Through many worlds and dreams—which Lord Dunsany in his narrative insists are more real than the world of men—this beautiful and complex tale comes to a final resolution. Yet as one might expect, the resolution is achieved after a weird fashion. The journey begins where it ends, thus setting a keystone for all future writers in what was to become the fantasy genre. The works of Dunsany are more than merely influential. He opened the ways of boundless, unfettered imagination to a degree that is incomparable with anything written before or since. At the same time much of his work, as exemplified in the eleven chapters of the Journey of the King, carries a real weight of spiritual, mystic and even prophetic insight.


Notes

(1) Lord Dunsany’s full name was Edward John Moreton Drax Plunkett, 18th Baron of Dunsany.

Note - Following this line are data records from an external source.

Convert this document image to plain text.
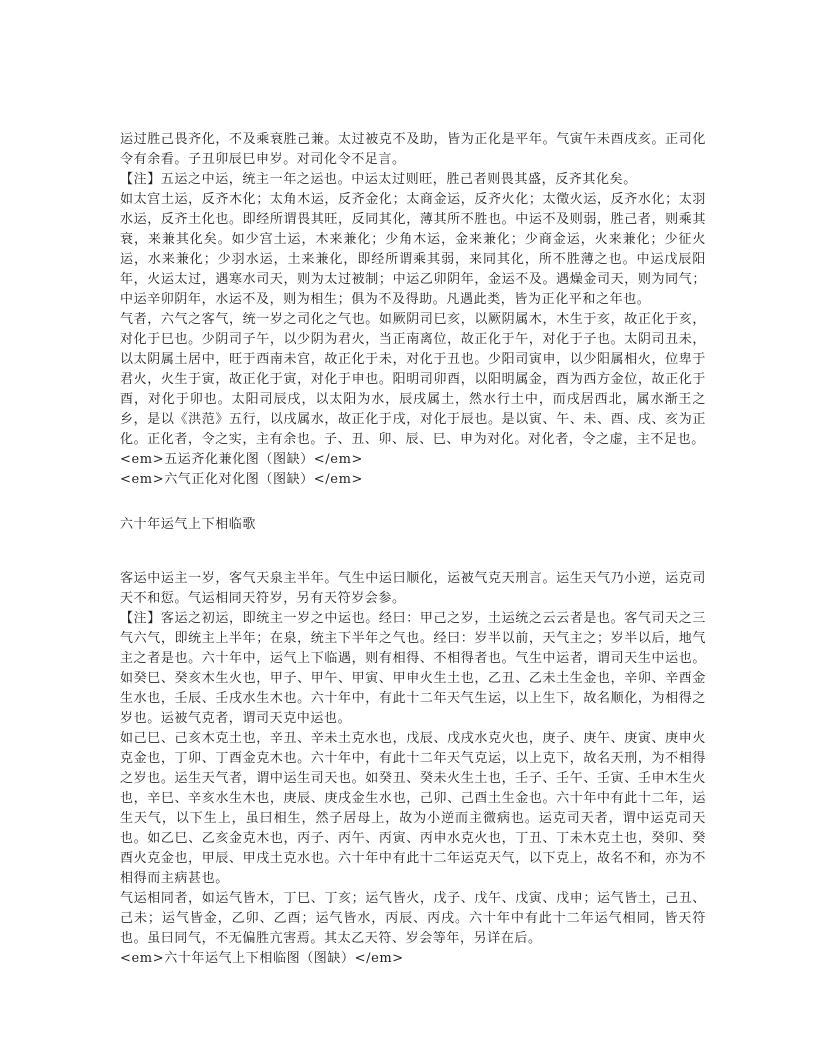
运过胜己畏齐化，不及乘衰胜己兼。太过被克不及助，皆为正化是平年。气寅午未酉戌亥。正司化令有余看。子丑卯辰巳申岁。对司化令不足言。

【注】五运之中运，统主一年之运也。中运太过则旺，胜己者则畏其盛，反齐其化矣。

如太宫土运，反齐木化；太角木运，反齐金化；太商金运，反齐火化；太徵火运，反齐水化；太羽水运，反齐土化也。即经所谓畏其旺，反同其化，薄其所不胜也。中运不及则弱，胜己者，则乘其衰，来兼其化矣。如少宫土运，木来兼化；少角木运，金来兼化；少商金运，火来兼化；少征火运，水来兼化；少羽水运，土来兼化，即经所谓乘其弱，来同其化，所不胜薄之也。中运戊辰阳年，火运太过，遇寒水司天，则为太过被制；中运乙卯阴年，金运不及。遇燥金司天，则为同气；中运辛卯阴年，水运不及，则为相生；俱为不及得助。凡遇此类，皆为正化平和之年也。

气者，六气之客气，统一岁之司化之气也。如厥阴司巳亥，以厥阴属木，木生于亥，故正化于亥，对化于巳也。少阴司子午，以少阴为君火，当正南离位，故正化于午，对化于子也。太阴司丑未，以太阴属土居中，旺于西南未宫，故正化于未，对化于丑也。少阳司寅申，以少阳属相火，位卑于君火，火生于寅，故正化于寅，对化于申也。阳明司卯酉，以阳明属金，酉为西方金位，故正化于酉，对化于卯也。太阳司辰戌，以太阳为水，辰戌属土，然水行土中，而戌居西北，属水渐王之乡，是以《洪范》五行，以戌属水，故正化于戌，对化于辰也。是以寅、午、未、酉、戌、亥为正化。正化者，令之实，主有余也。子、丑、卯、辰、巳、申为对化。对化者，令之虚，主不足也。

<em>五运齐化兼化图（图缺）</em>

<em>六气正化对化图（图缺）</em>

六十年运气上下相临歌

客运中运主一岁，客气天泉主半年。气生中运曰顺化，运被气克天刑言。运生天气乃小逆，运克司天不和愆。气运相同天符岁，另有天符岁会参。

【注】客运之初运，即统主一岁之中运也。经曰：甲己之岁，土运统之云云者是也。客气司天之三气六气，即统主上半年；在泉，统主下半年之气也。经曰：岁半以前，天气主之；岁半以后，地气主之者是也。六十年中，运气上下临遇，则有相得、不相得者也。气生中运者，谓司天生中运也。如癸巳、癸亥木生火也，甲子、甲午、甲寅、甲申火生土也，乙丑、乙未土生金也，辛卯、辛酉金生水也，壬辰、壬戌水生木也。六十年中，有此十二年天气生运，以上生下，故名顺化，为相得之岁也。运被气克者，谓司天克中运也。

如己巳、己亥木克土也，辛丑、辛未土克水也，戊辰、戊戌水克火也，庚子、庚午、庚寅、庚申火克金也，丁卯、丁酉金克木也。六十年中，有此十二年天气克运，以上克下，故名天刑，为不相得之岁也。运生天气者，谓中运生司天也。如癸丑、癸未火生土也，壬子、壬午、壬寅、壬申木生火也，辛巳、辛亥水生木也，庚辰、庚戌金生水也，己卯、己酉土生金也。六十年中有此十二年，运生天气，以下生上，虽曰相生，然子居母上，故为小逆而主微病也。运克司天者，谓中运克司天也。如乙巳、乙亥金克木也，丙子、丙午、丙寅、丙申水克火也，丁丑、丁未木克土也，癸卯、癸酉火克金也，甲辰、甲戌土克水也。六十年中有此十二年运克天气，以下克上，故名不和，亦为不相得而主病甚也。

气运相同者，如运气皆木，丁巳、丁亥；运气皆火，戊子、戊午、戊寅、戊申；运气皆土，己丑、己未；运气皆金，乙卯、乙酉；运气皆水，丙辰、丙戌。六十年中有此十二年运气相同，皆天符也。虽曰同气，不无偏胜亢害焉。其太乙天符、岁会等年，另详在后。

<em>六十年运气上下相临图（图缺）</em>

(2) Lovecraft—A Study in the Fantastic, Maurice Lévy, translated by S.T. Joshi, pp. 33 (Wayne State University Press 1988).
(3) The Gods of Pegana is the title of Lord Dunsany’s first book, published on commission in 1905.
(4)“Pharaonic theocracy” is a term coined by R.A. Schwaller de Lubicz. See in particular, Sacred Science (Inner Traditions International). Christian elements are sometimes conveyed with irony, as in “The Highwayman” and “The Kith of the Elf-folk” from The Sword of Welleran and other stories.
(5) The Complete Works of Swami Vivekananda, Volume 7 (talk given on Wednesday June 19th, 1895).
(6) According to Ithell Colquhoun, Sword of Wisdom (pp. 136): “Maybe one should include [in the list of members of Isis-Urania] some of Yeats’s contacts in the Dublin Hermetic Society and the Dublin Branch of the TS [Theosophical Society], who were also connected … with this Temple through him. Yeats certainly wrote to Lady Gregory and to G.W. Russell (AE) too freely on Order-matters if they were not members.”
(7) Ma’at, the Egyptian goddess of the scales and balance (Libra), is depicted on the Crowley-Harris Thoth Tarot trump Adjustment VIII, which corresponds Qabalistically to Lamed (“L”, 30) and the 22nd path of the Tree of Life.